Capítulo IX Elise Grandier
Al día siguiente el tiempo fue tan bueno, que Poirot se vio obligado a confesarse que su estómago gozaba de una excelente tranquilidad. Volaban a París en el vuelo de las ocho cuarenta y cinco.
En el compartimiento iban siete u ocho personas, además de Poirot y Fournier, y el francés aprovechó el viaje para hacer algunos experimentos. Sacó de su bolsillo un pedazo de bambú y tres veces se lo llevó a los labios apuntando en determinada dirección. Una de las veces lo hizo revolviéndose en su asiento; otra, volviendo el rostro ligeramente a un lado y, otra, al salir del lavabo. Y en todas las ocasiones se topó con la mirada de asombro de algún que otro viajero. La última vez, todos los ojos parecían estar fijos en él.
Fournier se dejó caer en su asiento, desalentado, y la burlona mueca de Poirot no contribuyó a animarlo.
—Puede usted reírse, amigo mío, pero convendrá que teníamos que realizar el experimento.
—Evidemment! Admiro su impasibilidad. No hay nada como una demostración ocular. Ha representado usted el papel del asesino con la cerbatana y el resultado está bien claro. i Todos le han visto!
—No todos.
—En cierto modo, no. Cada vez ha dejado de verle alguien, pero eso no basta para que un asesinato sea un éxito. Uno tiene que estar muy seguro de que nadie le vea.
—Y eso es imposible en circunstancias normales —convino Fournier Me aferró a la idea de que debió producirse el momento psicológico cuando la atención de todos estaba fija en alguna otra parte.
—Nuestro amigo, el inspector Japp, va a practicar minuciosas indagaciones respecto a ese particular.
—¿No es usted de mi opinión, monsieur Poirot?

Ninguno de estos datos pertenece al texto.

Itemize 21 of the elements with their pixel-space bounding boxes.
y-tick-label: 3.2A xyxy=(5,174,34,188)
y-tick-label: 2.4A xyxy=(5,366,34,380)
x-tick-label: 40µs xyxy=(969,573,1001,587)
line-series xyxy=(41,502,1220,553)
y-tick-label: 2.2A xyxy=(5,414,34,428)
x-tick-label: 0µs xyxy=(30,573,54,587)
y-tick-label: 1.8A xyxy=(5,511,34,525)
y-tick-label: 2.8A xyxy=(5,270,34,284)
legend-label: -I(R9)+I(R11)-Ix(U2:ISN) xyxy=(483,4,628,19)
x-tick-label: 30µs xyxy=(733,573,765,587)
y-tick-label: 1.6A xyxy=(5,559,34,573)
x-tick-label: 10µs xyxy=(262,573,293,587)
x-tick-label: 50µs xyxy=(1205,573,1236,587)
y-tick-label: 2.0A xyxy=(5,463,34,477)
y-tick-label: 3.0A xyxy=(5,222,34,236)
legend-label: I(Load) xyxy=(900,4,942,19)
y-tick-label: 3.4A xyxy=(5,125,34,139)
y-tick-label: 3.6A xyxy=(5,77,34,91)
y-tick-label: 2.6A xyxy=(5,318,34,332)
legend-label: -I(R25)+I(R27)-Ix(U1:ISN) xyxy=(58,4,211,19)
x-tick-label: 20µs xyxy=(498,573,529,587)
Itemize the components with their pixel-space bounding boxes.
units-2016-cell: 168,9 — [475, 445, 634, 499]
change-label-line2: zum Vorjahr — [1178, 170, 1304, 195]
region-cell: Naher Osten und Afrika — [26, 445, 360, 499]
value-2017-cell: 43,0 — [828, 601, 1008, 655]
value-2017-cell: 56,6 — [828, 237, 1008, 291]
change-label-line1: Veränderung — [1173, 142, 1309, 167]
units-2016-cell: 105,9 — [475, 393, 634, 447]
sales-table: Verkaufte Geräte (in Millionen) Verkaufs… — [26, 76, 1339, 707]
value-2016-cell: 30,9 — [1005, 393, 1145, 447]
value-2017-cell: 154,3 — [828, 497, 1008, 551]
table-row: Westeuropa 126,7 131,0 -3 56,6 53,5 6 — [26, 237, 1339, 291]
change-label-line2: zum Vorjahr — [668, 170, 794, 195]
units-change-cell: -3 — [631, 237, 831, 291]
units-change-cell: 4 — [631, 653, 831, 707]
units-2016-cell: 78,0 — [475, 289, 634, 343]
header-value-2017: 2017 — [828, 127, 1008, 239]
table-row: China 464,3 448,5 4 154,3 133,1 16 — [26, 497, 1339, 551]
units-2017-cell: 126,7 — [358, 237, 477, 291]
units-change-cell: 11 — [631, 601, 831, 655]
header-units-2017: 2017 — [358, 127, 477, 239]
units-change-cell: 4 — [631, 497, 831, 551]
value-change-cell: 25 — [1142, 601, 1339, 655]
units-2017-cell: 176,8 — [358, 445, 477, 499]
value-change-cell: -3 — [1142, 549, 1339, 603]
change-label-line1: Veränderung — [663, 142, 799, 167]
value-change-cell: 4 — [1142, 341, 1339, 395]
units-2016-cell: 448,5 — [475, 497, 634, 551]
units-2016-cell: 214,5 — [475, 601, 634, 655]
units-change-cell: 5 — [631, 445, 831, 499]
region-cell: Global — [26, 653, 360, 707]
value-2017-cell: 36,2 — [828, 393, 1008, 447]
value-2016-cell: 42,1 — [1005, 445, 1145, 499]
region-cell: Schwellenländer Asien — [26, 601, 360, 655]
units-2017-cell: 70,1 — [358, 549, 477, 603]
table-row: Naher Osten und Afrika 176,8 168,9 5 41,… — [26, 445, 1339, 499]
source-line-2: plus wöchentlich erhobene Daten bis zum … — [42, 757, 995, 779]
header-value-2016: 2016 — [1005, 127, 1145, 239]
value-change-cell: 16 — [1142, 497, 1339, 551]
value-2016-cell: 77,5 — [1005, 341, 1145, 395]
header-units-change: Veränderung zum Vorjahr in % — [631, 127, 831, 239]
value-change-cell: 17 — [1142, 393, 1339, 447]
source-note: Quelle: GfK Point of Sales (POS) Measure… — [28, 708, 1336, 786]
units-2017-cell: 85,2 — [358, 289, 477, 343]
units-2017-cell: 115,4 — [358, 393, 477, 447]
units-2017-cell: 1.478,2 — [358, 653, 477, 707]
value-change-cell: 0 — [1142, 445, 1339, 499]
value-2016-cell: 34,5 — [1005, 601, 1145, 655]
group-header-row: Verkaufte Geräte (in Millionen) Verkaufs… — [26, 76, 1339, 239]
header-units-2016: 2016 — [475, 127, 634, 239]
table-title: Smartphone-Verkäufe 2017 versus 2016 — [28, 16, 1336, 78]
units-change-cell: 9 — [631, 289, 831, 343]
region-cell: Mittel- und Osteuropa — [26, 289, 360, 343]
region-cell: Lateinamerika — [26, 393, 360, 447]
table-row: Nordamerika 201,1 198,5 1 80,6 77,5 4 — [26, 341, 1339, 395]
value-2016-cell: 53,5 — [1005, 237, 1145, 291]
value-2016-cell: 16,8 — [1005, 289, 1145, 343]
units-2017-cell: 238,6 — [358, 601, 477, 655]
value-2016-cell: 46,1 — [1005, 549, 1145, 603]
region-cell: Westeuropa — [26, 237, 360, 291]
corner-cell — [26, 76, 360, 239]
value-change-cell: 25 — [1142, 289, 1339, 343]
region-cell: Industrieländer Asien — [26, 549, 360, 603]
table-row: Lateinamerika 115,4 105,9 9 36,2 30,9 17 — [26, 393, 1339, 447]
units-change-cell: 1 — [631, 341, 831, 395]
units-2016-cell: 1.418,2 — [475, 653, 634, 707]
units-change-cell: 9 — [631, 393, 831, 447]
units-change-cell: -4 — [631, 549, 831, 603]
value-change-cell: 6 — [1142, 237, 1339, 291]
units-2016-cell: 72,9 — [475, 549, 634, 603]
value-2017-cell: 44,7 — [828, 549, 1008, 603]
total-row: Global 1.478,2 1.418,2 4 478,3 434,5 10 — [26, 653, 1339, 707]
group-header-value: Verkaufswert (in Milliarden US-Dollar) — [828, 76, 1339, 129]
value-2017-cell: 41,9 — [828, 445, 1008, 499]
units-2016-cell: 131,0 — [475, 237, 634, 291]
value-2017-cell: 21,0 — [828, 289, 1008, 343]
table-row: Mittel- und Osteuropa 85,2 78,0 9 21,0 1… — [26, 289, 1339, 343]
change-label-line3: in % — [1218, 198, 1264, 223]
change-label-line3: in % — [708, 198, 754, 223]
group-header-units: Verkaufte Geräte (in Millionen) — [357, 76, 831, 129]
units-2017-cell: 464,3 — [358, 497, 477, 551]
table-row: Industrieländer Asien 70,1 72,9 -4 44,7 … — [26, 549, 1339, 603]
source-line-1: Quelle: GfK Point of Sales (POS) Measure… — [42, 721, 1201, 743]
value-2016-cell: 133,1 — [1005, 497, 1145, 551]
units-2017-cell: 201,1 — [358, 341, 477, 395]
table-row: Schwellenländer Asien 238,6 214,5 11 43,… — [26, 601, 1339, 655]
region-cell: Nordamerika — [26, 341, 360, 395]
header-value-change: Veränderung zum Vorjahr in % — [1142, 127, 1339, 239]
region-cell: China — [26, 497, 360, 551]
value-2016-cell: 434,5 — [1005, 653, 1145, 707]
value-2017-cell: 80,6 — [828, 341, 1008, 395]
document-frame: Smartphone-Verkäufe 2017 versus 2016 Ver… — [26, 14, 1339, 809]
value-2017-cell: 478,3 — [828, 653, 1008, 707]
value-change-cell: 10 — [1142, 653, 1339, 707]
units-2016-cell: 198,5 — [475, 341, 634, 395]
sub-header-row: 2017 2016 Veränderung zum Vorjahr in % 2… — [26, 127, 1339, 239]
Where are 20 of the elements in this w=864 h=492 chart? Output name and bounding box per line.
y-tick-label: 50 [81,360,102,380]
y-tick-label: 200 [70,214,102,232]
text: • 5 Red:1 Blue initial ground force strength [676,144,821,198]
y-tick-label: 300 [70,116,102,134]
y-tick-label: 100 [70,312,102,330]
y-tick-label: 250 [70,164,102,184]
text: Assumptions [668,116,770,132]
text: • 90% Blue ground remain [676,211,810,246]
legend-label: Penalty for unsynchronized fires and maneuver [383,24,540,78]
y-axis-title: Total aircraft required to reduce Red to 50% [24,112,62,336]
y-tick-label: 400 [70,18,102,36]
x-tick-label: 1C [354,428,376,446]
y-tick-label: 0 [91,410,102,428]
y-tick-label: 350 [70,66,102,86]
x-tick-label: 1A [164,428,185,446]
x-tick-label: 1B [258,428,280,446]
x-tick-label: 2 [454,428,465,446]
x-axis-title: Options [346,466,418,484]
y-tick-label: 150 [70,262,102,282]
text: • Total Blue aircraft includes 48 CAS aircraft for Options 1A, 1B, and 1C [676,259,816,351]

Poirot vaciló antes de contestar con calma:
—Convengo en que hubo... en que debió haber una razón psicológica para que nadie viera al asesino. Pero mis conjeturas corren por cauces distintos de los suyos. En este caso, los hechos meramente oculares pueden engañarnos. Cierre los ojos, amigo mío, en vez de abrirlos tanto. Utilice los ojos de la mente y no los del cuerpo. Son las pequeñas células grises las que han de funcionar. Déjeles hacer su trabajo para que puedan mostrarle lo que pasó de verdad.
Fournier lo miró con curiosidad.
—No le sigo, monsieur Poirot
—Porque deduce usted de lo que ha visto. Nada desorienta tanto como la observación directa.
Fournier meneó la cabeza y agitó las manos.
—Dejémoslo. No acabo de comprenderlo.
—Nuestro amigo Giraud le aconsejaría que no hiciese caso de mis fantasías. «Usted, muévase», le diría. «Sentarse en una butaca a pensar es cosa de hombres anticuados y escépticos.» Pero yo le digo que un joven sabueso se arroja con tal ímpetu sobre lo que huele, que a veces pasa de largo. Deje para él que siga las pistas falsas. Vamos, es un buen consejo el que le estoy dando.
Recostándose en su asiento, Poirot cerró los ojos, y cualquiera hubiese dicho que estaba pensando, pero lo cierto es que cinco minutos más tarde dormía como un tronco.